O cenário é o sertão nordestino atravessado pela presença mítica dos cangaceiros. A história é a de Corisco e Dadá. Ele, nascido Cristino Gomes da Silva Cleto, um dos cabras mais valentes do temido bando de Lampião. Ela, nascida Sérgia Ribeiro da Silva, menina violentada e arrastada para essa vida itinerante no abrasivo terreno poeirento como forma de pagar as dívidas do pai. Uma história de amor que começa com fúria e ódio. Personagens da vida real que em 1996 chegaram às telonas pelas mãos do cineasta cearense Rosemberg Cariry. Vale lembrar que os anos 1990 foram marcados pela chamada Retomada do cinema brasileiro. Depois de alguns anos de vacas desnutridas por conta da extinção de diversos instrumentos estatais de fomento/regulação/organização da atividade no Brasil, aos poucos nossos artistas voltavam a ter telas para se expressar. Época de filmes fundamentais que já tiveram especiais de 25 anos aqui no Papo de Cinema, tais como O Quatrilho, Terra Estrangeira, O Menino Maluquinho: O Filme e Carlota Joaquina: Princesa do Brazil. Mas, é importante que pensemos aquele momento também fora do dominante eixo Rio-SP. E Corisco & Dadá (1996) foi um dos exemplares mais relevantes para que essa Retomada não permanecer restrita às duas capitais sudestinas. “Curiosamente, Lírio Ferreira e Paulo Caldas lançaram Baile Perfumado (1996) no mesmo ano. E as duas produções dialogam em vários sentidos e aspectos, dos personagens iguais à mesma época em que ambos se passam. Apesar de diferenças de perspectiva, esses longas celebram o futuro ao olhar para trás”, conforme consta na nossa crítica sobre esse filme que abriu caminhos e possibilidades.

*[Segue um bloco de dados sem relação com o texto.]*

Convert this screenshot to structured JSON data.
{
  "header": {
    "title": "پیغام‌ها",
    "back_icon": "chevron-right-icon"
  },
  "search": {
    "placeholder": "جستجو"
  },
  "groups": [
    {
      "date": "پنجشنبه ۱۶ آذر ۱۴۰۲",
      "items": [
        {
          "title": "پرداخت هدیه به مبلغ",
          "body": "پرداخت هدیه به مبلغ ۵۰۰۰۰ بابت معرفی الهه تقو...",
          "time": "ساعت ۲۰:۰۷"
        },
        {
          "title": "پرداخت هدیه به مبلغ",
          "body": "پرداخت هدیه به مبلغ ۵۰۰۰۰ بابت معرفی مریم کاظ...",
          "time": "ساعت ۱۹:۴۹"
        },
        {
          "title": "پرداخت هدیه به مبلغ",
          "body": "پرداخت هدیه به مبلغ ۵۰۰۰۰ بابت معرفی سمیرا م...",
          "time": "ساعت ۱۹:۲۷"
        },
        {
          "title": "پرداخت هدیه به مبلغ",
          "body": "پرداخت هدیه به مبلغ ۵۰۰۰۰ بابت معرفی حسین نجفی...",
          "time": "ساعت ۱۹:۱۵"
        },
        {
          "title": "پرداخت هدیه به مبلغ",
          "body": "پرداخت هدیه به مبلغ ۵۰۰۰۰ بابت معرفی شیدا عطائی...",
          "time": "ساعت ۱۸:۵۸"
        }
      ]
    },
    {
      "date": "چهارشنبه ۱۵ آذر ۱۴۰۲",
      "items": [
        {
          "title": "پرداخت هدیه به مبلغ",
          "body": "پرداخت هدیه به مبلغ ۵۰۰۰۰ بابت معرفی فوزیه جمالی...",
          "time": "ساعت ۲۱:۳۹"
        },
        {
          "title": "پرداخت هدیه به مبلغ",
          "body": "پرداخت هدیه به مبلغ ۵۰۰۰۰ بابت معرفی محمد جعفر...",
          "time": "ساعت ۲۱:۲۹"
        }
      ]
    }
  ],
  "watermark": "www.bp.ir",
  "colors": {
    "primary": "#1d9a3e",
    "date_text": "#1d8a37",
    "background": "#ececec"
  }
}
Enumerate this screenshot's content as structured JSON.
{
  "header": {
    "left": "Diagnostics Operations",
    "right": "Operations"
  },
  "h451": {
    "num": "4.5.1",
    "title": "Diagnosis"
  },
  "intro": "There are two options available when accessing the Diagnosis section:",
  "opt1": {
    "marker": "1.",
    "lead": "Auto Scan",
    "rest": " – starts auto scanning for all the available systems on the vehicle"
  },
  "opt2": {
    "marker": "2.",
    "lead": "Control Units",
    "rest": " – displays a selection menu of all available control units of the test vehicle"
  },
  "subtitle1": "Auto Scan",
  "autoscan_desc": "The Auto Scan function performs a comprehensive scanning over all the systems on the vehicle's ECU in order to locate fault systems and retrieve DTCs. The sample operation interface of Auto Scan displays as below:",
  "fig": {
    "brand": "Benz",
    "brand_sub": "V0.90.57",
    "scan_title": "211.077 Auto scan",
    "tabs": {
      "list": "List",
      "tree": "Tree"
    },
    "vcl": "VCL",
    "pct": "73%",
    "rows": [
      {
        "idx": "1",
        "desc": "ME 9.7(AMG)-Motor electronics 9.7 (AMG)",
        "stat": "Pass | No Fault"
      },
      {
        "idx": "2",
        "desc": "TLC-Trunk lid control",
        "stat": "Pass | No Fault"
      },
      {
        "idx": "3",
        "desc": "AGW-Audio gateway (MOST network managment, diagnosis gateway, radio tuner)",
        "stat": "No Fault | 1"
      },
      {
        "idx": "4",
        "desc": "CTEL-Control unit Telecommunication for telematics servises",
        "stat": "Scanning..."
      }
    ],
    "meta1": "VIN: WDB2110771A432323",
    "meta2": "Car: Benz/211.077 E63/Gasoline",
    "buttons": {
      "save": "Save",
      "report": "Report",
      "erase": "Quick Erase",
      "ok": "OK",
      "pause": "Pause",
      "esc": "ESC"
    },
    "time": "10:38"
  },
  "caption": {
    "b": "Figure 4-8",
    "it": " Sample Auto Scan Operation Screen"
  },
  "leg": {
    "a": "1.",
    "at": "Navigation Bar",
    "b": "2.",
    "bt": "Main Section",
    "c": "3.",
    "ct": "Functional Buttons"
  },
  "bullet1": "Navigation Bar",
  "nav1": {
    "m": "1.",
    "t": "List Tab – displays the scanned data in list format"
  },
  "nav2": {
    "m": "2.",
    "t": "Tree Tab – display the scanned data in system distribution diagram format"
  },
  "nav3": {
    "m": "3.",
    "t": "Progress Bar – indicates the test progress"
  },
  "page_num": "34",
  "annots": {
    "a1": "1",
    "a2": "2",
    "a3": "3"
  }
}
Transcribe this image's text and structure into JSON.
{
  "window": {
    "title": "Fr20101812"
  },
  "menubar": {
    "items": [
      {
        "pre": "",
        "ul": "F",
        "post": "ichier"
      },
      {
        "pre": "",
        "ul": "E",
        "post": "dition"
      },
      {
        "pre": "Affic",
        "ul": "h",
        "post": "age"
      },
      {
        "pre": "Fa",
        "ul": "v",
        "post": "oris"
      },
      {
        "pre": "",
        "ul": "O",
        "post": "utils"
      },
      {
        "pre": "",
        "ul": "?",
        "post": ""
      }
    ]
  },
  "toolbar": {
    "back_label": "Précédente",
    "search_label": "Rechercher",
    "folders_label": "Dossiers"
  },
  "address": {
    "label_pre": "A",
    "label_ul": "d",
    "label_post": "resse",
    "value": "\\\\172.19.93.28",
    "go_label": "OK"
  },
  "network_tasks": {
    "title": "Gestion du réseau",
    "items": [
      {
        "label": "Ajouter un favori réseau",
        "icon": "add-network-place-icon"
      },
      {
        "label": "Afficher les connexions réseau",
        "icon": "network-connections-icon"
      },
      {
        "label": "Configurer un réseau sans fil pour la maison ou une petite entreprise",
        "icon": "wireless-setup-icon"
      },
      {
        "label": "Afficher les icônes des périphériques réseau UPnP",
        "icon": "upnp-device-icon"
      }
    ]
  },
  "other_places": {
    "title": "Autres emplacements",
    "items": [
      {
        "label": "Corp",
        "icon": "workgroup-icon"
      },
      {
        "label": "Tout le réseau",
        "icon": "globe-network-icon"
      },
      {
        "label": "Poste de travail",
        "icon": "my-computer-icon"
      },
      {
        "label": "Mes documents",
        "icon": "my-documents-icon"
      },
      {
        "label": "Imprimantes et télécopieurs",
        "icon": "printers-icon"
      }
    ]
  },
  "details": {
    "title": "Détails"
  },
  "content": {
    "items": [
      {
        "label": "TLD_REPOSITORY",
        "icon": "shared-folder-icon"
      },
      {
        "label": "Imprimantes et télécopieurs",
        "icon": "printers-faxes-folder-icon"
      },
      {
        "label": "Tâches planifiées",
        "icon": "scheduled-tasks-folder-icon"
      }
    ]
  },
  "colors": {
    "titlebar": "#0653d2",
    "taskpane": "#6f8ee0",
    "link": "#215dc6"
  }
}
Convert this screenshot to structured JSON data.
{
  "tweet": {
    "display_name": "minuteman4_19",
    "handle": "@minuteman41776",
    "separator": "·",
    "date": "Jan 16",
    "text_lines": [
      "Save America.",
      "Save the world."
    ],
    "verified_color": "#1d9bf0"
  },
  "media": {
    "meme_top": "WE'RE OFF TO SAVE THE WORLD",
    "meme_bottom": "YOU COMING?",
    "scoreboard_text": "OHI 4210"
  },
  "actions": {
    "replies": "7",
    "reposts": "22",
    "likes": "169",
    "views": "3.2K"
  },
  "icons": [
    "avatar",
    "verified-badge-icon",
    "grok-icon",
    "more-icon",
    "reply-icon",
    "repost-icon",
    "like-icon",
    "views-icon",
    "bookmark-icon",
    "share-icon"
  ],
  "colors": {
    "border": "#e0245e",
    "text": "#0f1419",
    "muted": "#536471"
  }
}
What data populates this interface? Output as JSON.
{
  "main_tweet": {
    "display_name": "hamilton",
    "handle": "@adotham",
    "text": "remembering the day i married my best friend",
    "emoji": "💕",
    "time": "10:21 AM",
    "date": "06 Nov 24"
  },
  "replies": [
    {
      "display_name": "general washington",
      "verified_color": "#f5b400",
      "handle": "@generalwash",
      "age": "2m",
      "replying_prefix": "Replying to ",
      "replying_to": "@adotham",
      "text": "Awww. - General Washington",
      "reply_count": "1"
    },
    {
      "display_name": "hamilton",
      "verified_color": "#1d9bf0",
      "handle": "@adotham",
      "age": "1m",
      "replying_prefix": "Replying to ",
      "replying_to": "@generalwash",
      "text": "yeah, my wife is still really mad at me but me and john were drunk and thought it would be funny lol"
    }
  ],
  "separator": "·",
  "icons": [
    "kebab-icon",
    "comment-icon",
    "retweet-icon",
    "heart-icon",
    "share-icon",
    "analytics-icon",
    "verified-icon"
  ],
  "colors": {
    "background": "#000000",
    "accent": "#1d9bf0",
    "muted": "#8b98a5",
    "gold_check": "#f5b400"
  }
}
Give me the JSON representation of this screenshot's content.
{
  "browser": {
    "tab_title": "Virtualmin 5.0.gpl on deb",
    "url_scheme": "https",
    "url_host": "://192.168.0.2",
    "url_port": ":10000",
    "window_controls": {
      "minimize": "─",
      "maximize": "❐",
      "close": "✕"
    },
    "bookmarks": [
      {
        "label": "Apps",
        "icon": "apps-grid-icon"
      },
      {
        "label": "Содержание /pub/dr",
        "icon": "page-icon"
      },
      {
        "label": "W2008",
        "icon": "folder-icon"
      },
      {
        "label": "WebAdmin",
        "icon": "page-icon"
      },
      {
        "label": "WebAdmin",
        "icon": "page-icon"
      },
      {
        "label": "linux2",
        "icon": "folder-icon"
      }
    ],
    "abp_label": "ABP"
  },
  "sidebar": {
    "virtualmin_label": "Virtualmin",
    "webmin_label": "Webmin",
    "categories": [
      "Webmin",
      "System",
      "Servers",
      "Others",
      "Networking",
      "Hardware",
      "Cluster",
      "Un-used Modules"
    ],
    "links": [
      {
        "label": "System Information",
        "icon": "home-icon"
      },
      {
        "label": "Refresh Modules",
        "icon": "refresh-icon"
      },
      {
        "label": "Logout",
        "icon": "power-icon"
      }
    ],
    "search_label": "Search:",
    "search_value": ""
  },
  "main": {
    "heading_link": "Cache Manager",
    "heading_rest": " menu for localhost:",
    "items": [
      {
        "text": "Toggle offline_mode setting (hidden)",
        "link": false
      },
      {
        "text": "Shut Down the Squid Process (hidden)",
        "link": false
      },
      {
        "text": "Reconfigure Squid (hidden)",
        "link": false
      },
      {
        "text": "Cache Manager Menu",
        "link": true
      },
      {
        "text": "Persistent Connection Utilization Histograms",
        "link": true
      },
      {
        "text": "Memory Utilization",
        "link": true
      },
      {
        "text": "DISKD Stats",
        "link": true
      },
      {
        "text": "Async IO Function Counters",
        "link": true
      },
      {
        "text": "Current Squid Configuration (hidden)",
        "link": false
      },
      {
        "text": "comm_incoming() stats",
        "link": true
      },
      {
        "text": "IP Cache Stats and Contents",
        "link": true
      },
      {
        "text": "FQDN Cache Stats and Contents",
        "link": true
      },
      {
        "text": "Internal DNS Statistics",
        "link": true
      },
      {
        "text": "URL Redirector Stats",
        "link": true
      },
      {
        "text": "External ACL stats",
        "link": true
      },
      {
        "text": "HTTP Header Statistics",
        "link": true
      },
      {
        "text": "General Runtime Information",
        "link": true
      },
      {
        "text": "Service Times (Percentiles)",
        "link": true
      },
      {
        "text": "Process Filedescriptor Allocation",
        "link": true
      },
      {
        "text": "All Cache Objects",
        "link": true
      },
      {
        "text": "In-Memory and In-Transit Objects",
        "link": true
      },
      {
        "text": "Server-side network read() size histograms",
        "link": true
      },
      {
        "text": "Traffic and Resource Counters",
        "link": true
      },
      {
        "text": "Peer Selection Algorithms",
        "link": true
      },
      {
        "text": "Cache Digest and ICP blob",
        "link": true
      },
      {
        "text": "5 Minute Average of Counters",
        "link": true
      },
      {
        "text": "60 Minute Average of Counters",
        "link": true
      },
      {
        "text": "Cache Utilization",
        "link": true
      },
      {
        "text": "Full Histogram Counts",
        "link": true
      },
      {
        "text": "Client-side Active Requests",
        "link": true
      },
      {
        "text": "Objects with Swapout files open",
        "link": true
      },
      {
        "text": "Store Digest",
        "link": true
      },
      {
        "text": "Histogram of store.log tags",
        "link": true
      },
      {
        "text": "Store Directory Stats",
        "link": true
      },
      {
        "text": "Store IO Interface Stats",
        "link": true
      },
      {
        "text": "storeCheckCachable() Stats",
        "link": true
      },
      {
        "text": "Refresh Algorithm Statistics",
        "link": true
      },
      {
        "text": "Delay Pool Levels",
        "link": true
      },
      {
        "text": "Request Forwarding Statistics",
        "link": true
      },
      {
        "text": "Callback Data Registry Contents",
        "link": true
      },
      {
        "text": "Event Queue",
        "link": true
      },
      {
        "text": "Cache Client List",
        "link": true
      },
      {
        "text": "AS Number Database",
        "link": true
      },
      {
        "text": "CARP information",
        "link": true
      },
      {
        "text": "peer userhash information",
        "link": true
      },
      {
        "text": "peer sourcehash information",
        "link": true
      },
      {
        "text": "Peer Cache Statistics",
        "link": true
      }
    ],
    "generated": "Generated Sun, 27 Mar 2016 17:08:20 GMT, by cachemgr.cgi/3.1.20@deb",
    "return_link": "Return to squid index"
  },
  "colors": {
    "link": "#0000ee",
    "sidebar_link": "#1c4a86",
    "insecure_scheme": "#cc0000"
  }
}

Chico Diaz como Corisco. Foto/Tibico Brasil

Há muitas pessoas vitais para o êxito de Corisco & Dadá, a começar por seu diretor. Rosemberg Cariry nasceu em Farias Brito, no Ceará. É formado em filosofia e doutorando em Belas Artes. Começou no cinema em 1975, demonstrando interesse por manifestações culturais locais que ele registrou em documentários de curta-metragem. Em 1986, dirigiu seu primeiro longa, O Caldeirão da Santa Cruz do Deserto. Em 1993, ou seja, quando o cinema brasileiro vivia de esparsas e penosas iniciativas, lançou seu primeiro longa de ficção, A Saga do Guerreiro Alumioso. Ao receber em 1995 o Prêmio Retomada do Cinema Brasileiro, oferecido pelo ressuscitado Ministério da Cultura, ele pode colocar em prática seu projeto mais ambicioso até então, justamente uma leitura das deambulações de Corisco e Dadá pelo sertão de cangaceiros versus polícia volante. Para viver os papéis-título, convocou Chico Diaz e Dira Paes, intérpretes que deram profundidade emocional e intensidade política a esses dois personagens que vivem tragédias convergentes. O Corisco de Chico é um Diabo Loiro febril, inflamado pelo sol escaldante e pelas desigualdades sociais. A Dadá de Dira é uma mulher que precisa suportar dores constantes para sobreviver num ambiente predominantemente masculino, mas no qual Maria Bonita (esposa de Lampião) oferecia um modelo de imposição feminina. Histórias contadas pela Xerazade arretada interpretada pela saudosa Regina Dourado.

Fazer cinema na Retomada

Quando Corisco & Dadá chegou aos cinemas, O Quatrilho e O Que é Isso Companheiro? tinham sido indicados ao Oscar de Melhor Filme Estrangeiro (categoria atualmente chamada de Melhor Filme Internacional). Claro que esse parâmetro não é o mais indicado para entender que estávamos crescendo novamente enquanto país de cinema, mas nos ajuda a compreender como foi determinante a existência de filmes-âncora-seminais para que a atividade voltasse a florescer no país. A adesão do público, a seleção para eventos internacionais, tudo isso contava como degrau para sairmos do cenário de terra arrasada deixado como legado da administração de Fernando Collor de Mello, desastrosa em vários sentidos e com vários ingredientes. “Naquele momento, sabíamos que era importante realizar esse filme da melhor forma possível e que ele representava um desafio não apenas pessoal, mas para toda uma equipe e mesmo para o movimento do cinema nordestino, que dava os primeiros passos em sua afirmação. Os recursos eram poucos e por três vezes tivemos que parar as filmagens, mas fizemos empréstimos, conseguimos apoios e realizamos o filme. Depois veio a luta para exibi-lo, inscrevê-los em festivais nacionais e internacionais etc. Por fim, conseguimos fazer com que o filme circulasse. O filme tinha e continua a ter uma força imensa, talvez pelo tema e a maneira como foi abordada essa história de amor, de forma tão visceral”, recorda Rosemberg. E quem também se lembra daqueles tempos de atividade essencial é Chico Diaz, alguém que de lá para cá se tornou uma figurinha carimbada em filmes de sucesso, em realizações que trataram de consolidar o cenário que ele ajudou a desbravar. “Não havia como ligar e/ou inserir o filme no fato histórico. Trabalhávamos muito, na medida do possível, queríamos o melhor. A ideia de Retomada, o conceito, surge depois ao nos depararmos com a nova musculatura de produção e temática. Sei que trabalhava muito e que vieram as consequências dessa dedicação. Quando vi, estava em filmes importantes da tal Retomada, como Baile Perfumado e Os Matadores.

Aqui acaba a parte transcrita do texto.